Çevre ve Şehircilik Bakanı Mehmet Özhaseki, İhlas Holding’e bulunduğu ziyarette önemli açıklamalarda bulundu. Özhaseki, birinci derecede sit alanlarında yapılar yükselmesi için bakanlığa bir çok başvuru geldiğini belirtti. Bakan Özhaseki, “Şu anda bıraksanız birinci dereceden sit alanlarında inşaatlar başlayacak. Müraacatlar hep o yönde ilerliyor. Milyonlarca metre kareyi heba edecekler. Bıraksanız koyların içerisinde o güzelim koylarda devasal yapılar çıkacak” dedi.
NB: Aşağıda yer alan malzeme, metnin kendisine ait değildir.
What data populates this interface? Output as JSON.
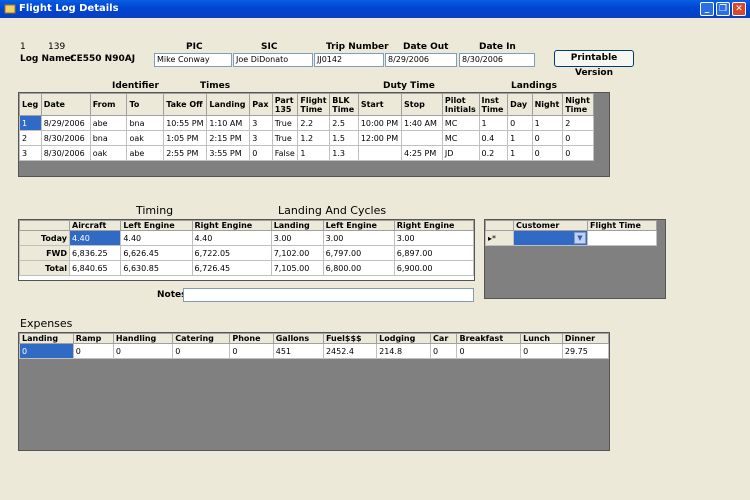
{
  "window": {
    "title": "Flight Log Details"
  },
  "header": {
    "row_id_a": "1",
    "row_id_b": "139",
    "log_name_label": "Log Name:",
    "log_name_value": "CE550 N90AJ",
    "pic_label": "PIC",
    "pic_value": "Mike Conway",
    "sic_label": "SIC",
    "sic_value": "Joe DiDonato",
    "trip_label": "Trip Number",
    "trip_value": "JJ0142",
    "date_out_label": "Date Out",
    "date_out_value": "8/29/2006",
    "date_in_label": "Date In",
    "date_in_value": "8/30/2006",
    "print_button": "Printable Version"
  },
  "legs": {
    "group_identifier": "Identifier",
    "group_times": "Times",
    "group_duty": "Duty Time",
    "group_landings": "Landings",
    "columns": [
      "Leg",
      "Date",
      "From",
      "To",
      "Take Off",
      "Landing",
      "Pax",
      "Part 135",
      "Flight Time",
      "BLK Time",
      "Start",
      "Stop",
      "Pilot Initials",
      "Inst Time",
      "Day",
      "Night",
      "Night Time"
    ],
    "rows": [
      [
        "1",
        "8/29/2006",
        "abe",
        "bna",
        "10:55 PM",
        "1:10 AM",
        "3",
        "True",
        "2.2",
        "2.5",
        "10:00 PM",
        "1:40 AM",
        "MC",
        "1",
        "0",
        "1",
        "2"
      ],
      [
        "2",
        "8/30/2006",
        "bna",
        "oak",
        "1:05 PM",
        "2:15 PM",
        "3",
        "True",
        "1.2",
        "1.5",
        "12:00 PM",
        "",
        "MC",
        "0.4",
        "1",
        "0",
        "0"
      ],
      [
        "3",
        "8/30/2006",
        "oak",
        "abe",
        "2:55 PM",
        "3:55 PM",
        "0",
        "False",
        "1",
        "1.3",
        "",
        "4:25 PM",
        "JD",
        "0.2",
        "1",
        "0",
        "0"
      ]
    ]
  },
  "timing": {
    "title_timing": "Timing",
    "title_landing": "Landing And Cycles",
    "columns": [
      "Aircraft",
      "Left Engine",
      "Right Engine",
      "Landing",
      "Left Engine",
      "Right Engine"
    ],
    "rows": [
      {
        "label": "Today",
        "values": [
          "4.40",
          "4.40",
          "4.40",
          "3.00",
          "3.00",
          "3.00"
        ]
      },
      {
        "label": "FWD",
        "values": [
          "6,836.25",
          "6,626.45",
          "6,722.05",
          "7,102.00",
          "6,797.00",
          "6,897.00"
        ]
      },
      {
        "label": "Total",
        "values": [
          "6,840.65",
          "6,630.85",
          "6,726.45",
          "7,105.00",
          "6,800.00",
          "6,900.00"
        ]
      }
    ],
    "notes_label": "Notes"
  },
  "customers": {
    "columns": [
      "Customer",
      "Flight Time"
    ],
    "new_row_marker": "▸*",
    "customer_value": "",
    "flight_time_value": ""
  },
  "expenses": {
    "title": "Expenses",
    "columns": [
      "Landing",
      "Ramp",
      "Handling",
      "Catering",
      "Phone",
      "Gallons",
      "Fuel$$$",
      "Lodging",
      "Car",
      "Breakfast",
      "Lunch",
      "Dinner"
    ],
    "rows": [
      [
        "0",
        "0",
        "0",
        "0",
        "0",
        "451",
        "2452.4",
        "214.8",
        "0",
        "0",
        "0",
        "29.75"
      ]
    ]
  }
}
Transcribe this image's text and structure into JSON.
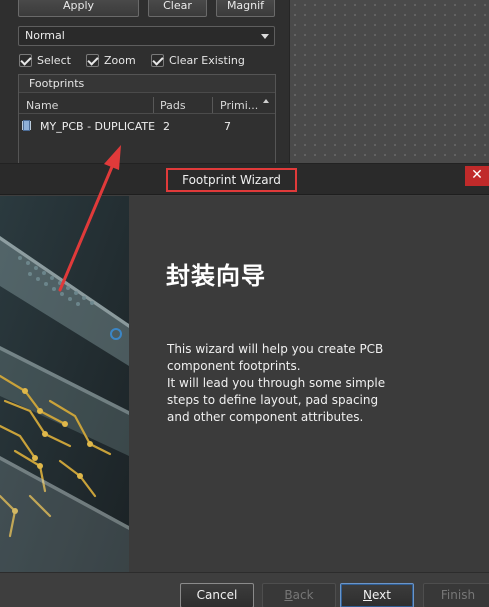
{
  "panel": {
    "buttons": {
      "apply": "Apply",
      "clear": "Clear",
      "magnify": "Magnif"
    },
    "mode_select": {
      "value": "Normal"
    },
    "checkboxes": {
      "select": {
        "label": "Select",
        "checked": true
      },
      "zoom": {
        "label": "Zoom",
        "checked": true
      },
      "clear_existing": {
        "label": "Clear Existing",
        "checked": true
      }
    },
    "footprints": {
      "title": "Footprints",
      "columns": {
        "name": "Name",
        "pads": "Pads",
        "primitives": "Primi..."
      },
      "rows": [
        {
          "name": "MY_PCB - DUPLICATE",
          "pads": "2",
          "primitives": "7"
        }
      ]
    }
  },
  "dialog": {
    "title": "Footprint Wizard",
    "close_glyph": "✕",
    "heading": "封装向导",
    "description_lines": [
      "This wizard will help you create PCB",
      "component footprints.",
      "It will lead you through some simple",
      "steps to define layout, pad spacing",
      "and other component attributes."
    ],
    "buttons": {
      "cancel": "Cancel",
      "back_first": "B",
      "back_rest": "ack",
      "next_first": "N",
      "next_rest": "ext",
      "finish": "Finish"
    }
  },
  "colors": {
    "annotation_red": "#e03a3a",
    "close_red": "#c02a2a",
    "dialog_bg": "#3b3b3b",
    "copper": "#c9a23a"
  },
  "icons": {
    "footprint_row": "footprint-chip-icon",
    "dropdown": "chevron-down-icon",
    "close": "close-icon",
    "sort": "sort-ascending-icon"
  }
}
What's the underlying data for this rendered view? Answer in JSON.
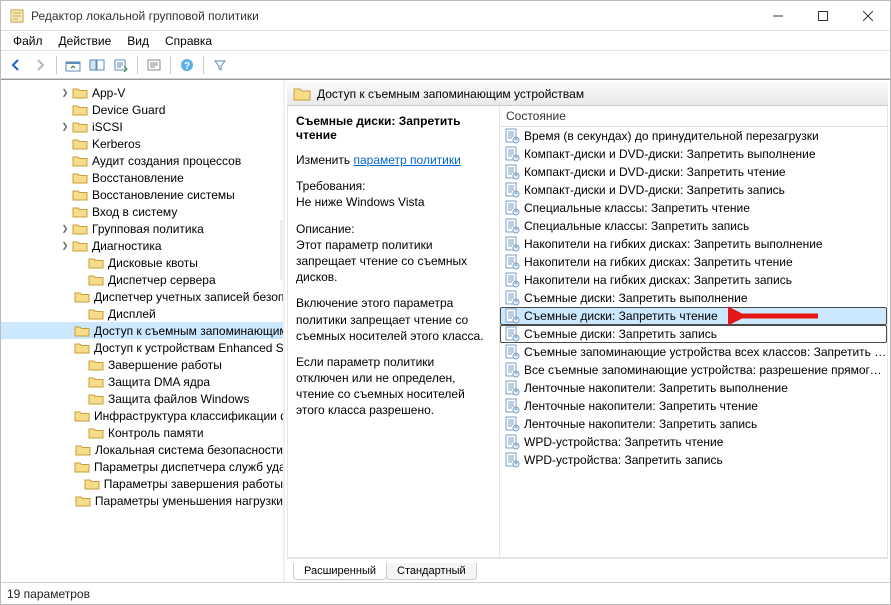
{
  "window": {
    "title": "Редактор локальной групповой политики"
  },
  "menu": {
    "file": "Файл",
    "action": "Действие",
    "view": "Вид",
    "help": "Справка"
  },
  "tree": {
    "items": [
      {
        "label": "App-V",
        "depth": 1,
        "expandable": true
      },
      {
        "label": "Device Guard",
        "depth": 1
      },
      {
        "label": "iSCSI",
        "depth": 1,
        "expandable": true
      },
      {
        "label": "Kerberos",
        "depth": 1
      },
      {
        "label": "Аудит создания процессов",
        "depth": 1
      },
      {
        "label": "Восстановление",
        "depth": 1
      },
      {
        "label": "Восстановление системы",
        "depth": 1
      },
      {
        "label": "Вход в систему",
        "depth": 1
      },
      {
        "label": "Групповая политика",
        "depth": 1,
        "expandable": true
      },
      {
        "label": "Диагностика",
        "depth": 1,
        "expandable": true
      },
      {
        "label": "Дисковые квоты",
        "depth": 2
      },
      {
        "label": "Диспетчер сервера",
        "depth": 2
      },
      {
        "label": "Диспетчер учетных записей безопасности",
        "depth": 2
      },
      {
        "label": "Дисплей",
        "depth": 2
      },
      {
        "label": "Доступ к съемным запоминающим устройствам",
        "depth": 2,
        "selected": true
      },
      {
        "label": "Доступ к устройствам Enhanced Storage",
        "depth": 2
      },
      {
        "label": "Завершение работы",
        "depth": 2
      },
      {
        "label": "Защита DMA ядра",
        "depth": 2
      },
      {
        "label": "Защита файлов Windows",
        "depth": 2
      },
      {
        "label": "Инфраструктура классификации файлов",
        "depth": 2
      },
      {
        "label": "Контроль памяти",
        "depth": 2
      },
      {
        "label": "Локальная система безопасности",
        "depth": 2
      },
      {
        "label": "Параметры диспетчера служб удаленных рабочих столов",
        "depth": 2
      },
      {
        "label": "Параметры завершения работы",
        "depth": 2
      },
      {
        "label": "Параметры уменьшения нагрузки",
        "depth": 2
      }
    ]
  },
  "rightHeader": "Доступ к съемным запоминающим устройствам",
  "detail": {
    "title": "Съемные диски: Запретить чтение",
    "editLabel": "Изменить",
    "editLink": "параметр политики",
    "reqLabel": "Требования:",
    "reqText": "Не ниже Windows Vista",
    "descLabel": "Описание:",
    "desc1": "Этот параметр политики запрещает чтение со съемных дисков.",
    "desc2": "Включение этого параметра политики запрещает чтение со съемных носителей этого класса.",
    "desc3": "Если параметр политики отключен или не определен, чтение со съемных носителей этого класса разрешено."
  },
  "listHeader": {
    "state": "Состояние"
  },
  "policies": [
    {
      "label": "Время (в секундах) до принудительной перезагрузки"
    },
    {
      "label": "Компакт-диски и DVD-диски: Запретить выполнение"
    },
    {
      "label": "Компакт-диски и DVD-диски: Запретить чтение"
    },
    {
      "label": "Компакт-диски и DVD-диски: Запретить запись"
    },
    {
      "label": "Специальные классы: Запретить чтение"
    },
    {
      "label": "Специальные классы: Запретить запись"
    },
    {
      "label": "Накопители на гибких дисках: Запретить выполнение"
    },
    {
      "label": "Накопители на гибких дисках: Запретить чтение"
    },
    {
      "label": "Накопители на гибких дисках: Запретить запись"
    },
    {
      "label": "Съемные диски: Запретить выполнение"
    },
    {
      "label": "Съемные диски: Запретить чтение",
      "selected": true,
      "boxed": true
    },
    {
      "label": "Съемные диски: Запретить запись",
      "boxed": true
    },
    {
      "label": "Съемные запоминающие устройства всех классов: Запретить весь доступ"
    },
    {
      "label": "Все съемные запоминающие устройства: разрешение прямого доступа в удаленных сеансах"
    },
    {
      "label": "Ленточные накопители: Запретить выполнение"
    },
    {
      "label": "Ленточные накопители: Запретить чтение"
    },
    {
      "label": "Ленточные накопители: Запретить запись"
    },
    {
      "label": "WPD-устройства: Запретить чтение"
    },
    {
      "label": "WPD-устройства: Запретить запись"
    }
  ],
  "tabs": {
    "extended": "Расширенный",
    "standard": "Стандартный"
  },
  "status": "19 параметров"
}
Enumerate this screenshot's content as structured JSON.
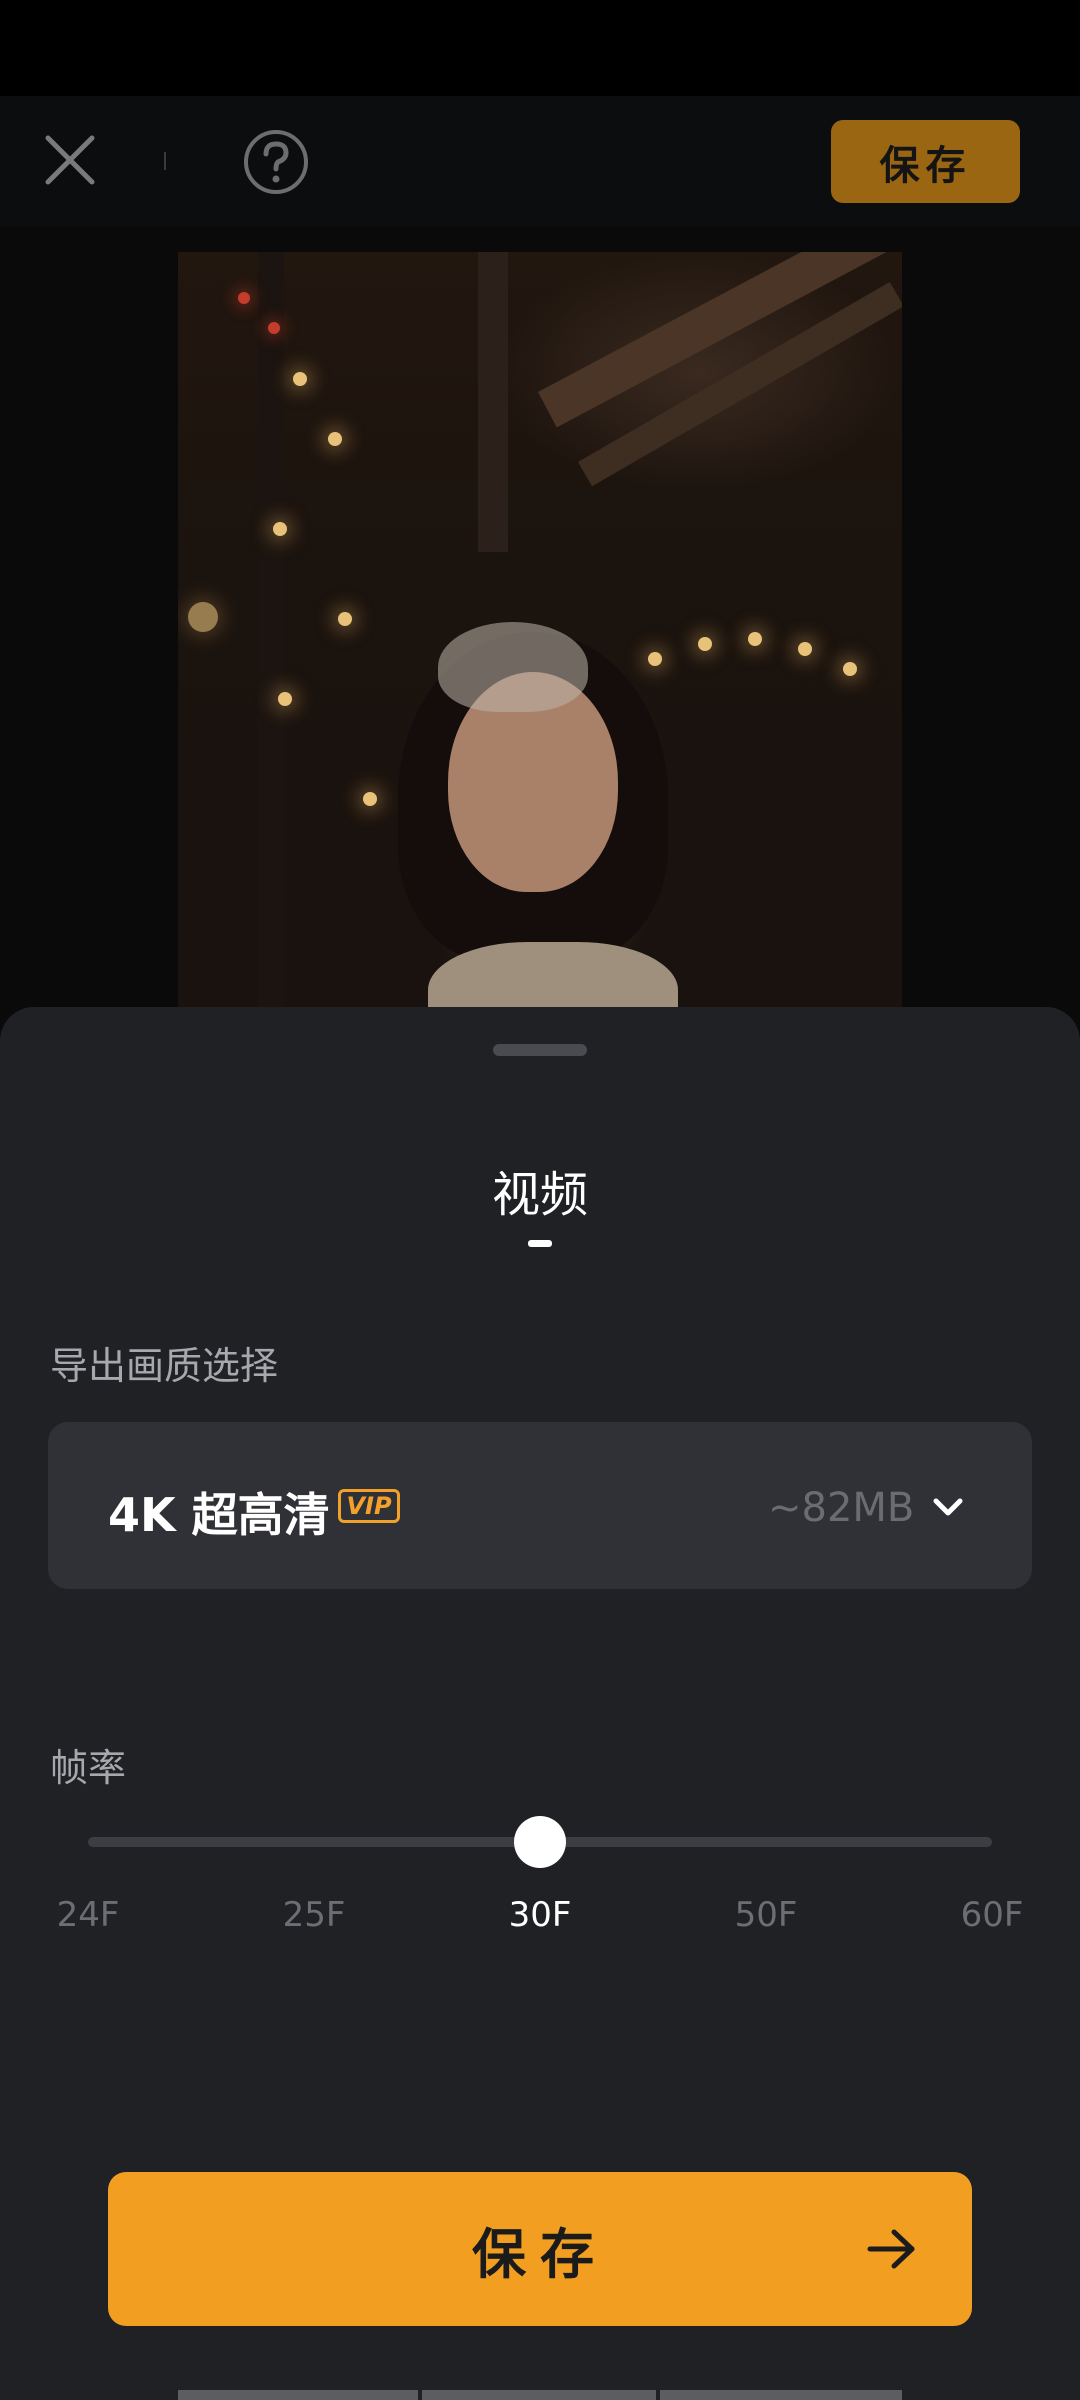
{
  "topbar": {
    "close_icon": "close-icon",
    "help_icon": "help-icon",
    "save_label": "保存"
  },
  "sheet": {
    "title": "视频",
    "quality": {
      "section_label": "导出画质选择",
      "selected": "4K 超高清",
      "badge": "VIP",
      "size": "~82MB",
      "dropdown_icon": "chevron-down-icon"
    },
    "framerate": {
      "section_label": "帧率",
      "options": [
        "24F",
        "25F",
        "30F",
        "50F",
        "60F"
      ],
      "selected_index": 2
    },
    "save_button": {
      "label": "保存",
      "icon": "arrow-right-icon"
    }
  },
  "colors": {
    "accent": "#f29f21",
    "sheet_bg": "#202125",
    "select_bg": "#303136",
    "vip": "#f2a12a"
  }
}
Çevre ve Şehircilik Bakanı Mehmet Özhaseki, İhlas Holding’e ziyarette bulundu. Bakan Özhaseki, Türkiye Gazetesi’nin gündem toplantısına da katılarak önemli açıklamalarda bulundu. Özhaseki, birinci derecede sit alanlarında yapılar yükselmesi için bakanlığa bir çok başvuru geldiğini belirterek, “Şu anda bıraksanız birinci dereceden sit alanlarında inşaatlar başlayacak. Müraacatlar hep o yönde ilerliyor. Milyonlarca metre kareyi heba edecekler. Bıraksanız koyların içerisinde o güzelim koylarda devasal yapılar çıkacak” dedi.

Türkiye Gazetesi, TGRT ve İhlas Haber Ajansı’nı bir gördüklerini belirten Özhaseki, “Yıllardır izlediğimiz takip ettiğimiz çıkan haberlerim doğru olduğuna inandığımız bir kurumdayız. Asparagas haberden ziyade doğruyu anında bulup izleyicisine takipçisine ulaştırması noktasında en güvendiğimiz kurumların başında geliyor. Böyle bir kurumda bulunmak bizim için de mutluluk vericidir. Başarıların devamını diliyorum” diye konuştu.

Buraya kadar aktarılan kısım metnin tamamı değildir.